Lastly, there’s the category of fermented soy products like miso and tempeh. These are the products that were traditionally consumed in Asian countries, and likely contribute to the positive health benefits of soy consumption found in those earlier studies I mentioned. The fermentation process breaks down the phytates, so the vitamins and minerals are more easily digestible, and fermentation introduces probiotics and good bacteria to the food. Plus, most fermented soy products are minimally processed, so there are less likely to be added sugars and other unnecessary ingredients in the products.
In sum, to get the most healthy soy for your diet, eat soy products that are minimally processed and preferably fermented.
There are certain caveats to keep in mind for all soy products:
Soy acts as a phytoestrogen, meaning that it mimics estrogen in the body.
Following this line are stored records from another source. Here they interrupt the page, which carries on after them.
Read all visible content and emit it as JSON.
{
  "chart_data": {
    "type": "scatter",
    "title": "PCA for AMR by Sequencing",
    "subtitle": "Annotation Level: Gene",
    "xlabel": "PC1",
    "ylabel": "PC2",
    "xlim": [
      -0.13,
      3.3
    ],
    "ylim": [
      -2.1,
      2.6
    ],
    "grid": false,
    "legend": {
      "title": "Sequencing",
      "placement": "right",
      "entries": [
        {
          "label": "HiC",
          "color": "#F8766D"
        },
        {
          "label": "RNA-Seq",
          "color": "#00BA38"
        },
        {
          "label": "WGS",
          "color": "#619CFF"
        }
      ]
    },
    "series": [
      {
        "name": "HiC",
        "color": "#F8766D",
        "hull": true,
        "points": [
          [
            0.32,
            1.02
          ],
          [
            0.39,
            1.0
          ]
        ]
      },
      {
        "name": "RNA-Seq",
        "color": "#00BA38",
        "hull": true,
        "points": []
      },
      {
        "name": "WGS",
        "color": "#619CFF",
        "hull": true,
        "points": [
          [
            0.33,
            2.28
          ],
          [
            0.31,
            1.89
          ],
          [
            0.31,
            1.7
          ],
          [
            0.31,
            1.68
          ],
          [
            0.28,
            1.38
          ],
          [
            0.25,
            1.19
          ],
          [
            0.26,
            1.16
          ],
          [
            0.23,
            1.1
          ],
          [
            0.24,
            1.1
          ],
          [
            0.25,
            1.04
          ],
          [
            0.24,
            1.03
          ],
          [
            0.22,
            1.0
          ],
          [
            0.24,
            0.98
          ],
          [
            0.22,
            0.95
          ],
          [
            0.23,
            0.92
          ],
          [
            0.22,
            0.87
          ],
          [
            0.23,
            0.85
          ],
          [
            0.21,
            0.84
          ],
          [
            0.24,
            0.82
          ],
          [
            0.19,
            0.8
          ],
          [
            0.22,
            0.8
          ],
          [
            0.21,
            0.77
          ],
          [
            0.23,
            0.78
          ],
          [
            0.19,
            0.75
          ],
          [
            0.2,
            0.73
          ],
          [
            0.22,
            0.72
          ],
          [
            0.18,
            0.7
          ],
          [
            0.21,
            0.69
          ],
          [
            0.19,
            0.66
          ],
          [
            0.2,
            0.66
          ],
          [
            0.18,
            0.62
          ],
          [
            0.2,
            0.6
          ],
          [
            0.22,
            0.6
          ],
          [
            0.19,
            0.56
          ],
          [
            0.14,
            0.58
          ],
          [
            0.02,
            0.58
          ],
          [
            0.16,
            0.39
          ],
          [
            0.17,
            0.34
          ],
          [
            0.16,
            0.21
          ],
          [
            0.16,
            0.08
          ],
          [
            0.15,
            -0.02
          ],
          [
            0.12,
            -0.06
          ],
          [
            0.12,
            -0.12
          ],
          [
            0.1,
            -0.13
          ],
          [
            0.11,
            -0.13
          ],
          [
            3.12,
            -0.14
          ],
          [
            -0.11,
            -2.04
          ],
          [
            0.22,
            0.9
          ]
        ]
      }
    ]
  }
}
Therefore, if you know that you have already high estrogen levels or a disease like PCOS, omitting soy products from your diet could help to relive symptoms.
Also, 90% of soy products in the United States are genetically modified. There is no evidence to suggest that eating GMO soybeans is bad for your health, but if it is something you do not want in your diet, make sure to choose certified organic soy products.
Also, soy is EVERYWHERE. Seriously. Go into your cabinet and look at the ingredient labels on any packaged good. There is a chance that you will find soy in the form of soy protein isolate, soy lecithen, or soybean oil somewhere on the list. Now we could go into all the subsidies, policy issues, and chemistry to discuss why soy is added to most packaged foods, but what’s important is that because of these practices, we are actually getting small amounts of soy throughout our diets throughout the day, and unfortunately, not in a form that is shown to provide any health benefits.
So how can you consume a healthy amount of soy?
- If you have a condition such as a thyroid disorder or estrogen imbalance, talk to your doctor and consider reducing your soy consumption, particularly if you eat a lot of packaged foods.
- Be wary of fake meat products like veggie burgers that could pack a lot of soy protein into a single serving. Check the ingredient legend to determine if they’re using whole soybeans or processed soy (like soy protein isolate).
- Do say yes to fermented, high quality soy products like traditionally produced soy sauce or miso paste.
- Introduce variety. Particularly if you do find yourself drinking a soy latte in the morning, eating tofu for lunch, and veggie burgers for dinner, branch out! There is a world of almond or nut milks, delicious beans, and other protein sources that you can indulge in. Variety is the spice of life, and it also leads to a balanced vitamin and nutrient profile.
In sum, soy or tofu is not the end-all, be-all for health foods, but barring certain conditions, there’s no evidence to suggest that we should remove all soy products from our diets. The key is awareness about all the places that soy is found in our food supply, and ensuring that you’re eating soy in the best possible ways for you. As always, follow your body, and do whatever keeps you feeling excited and energized for life.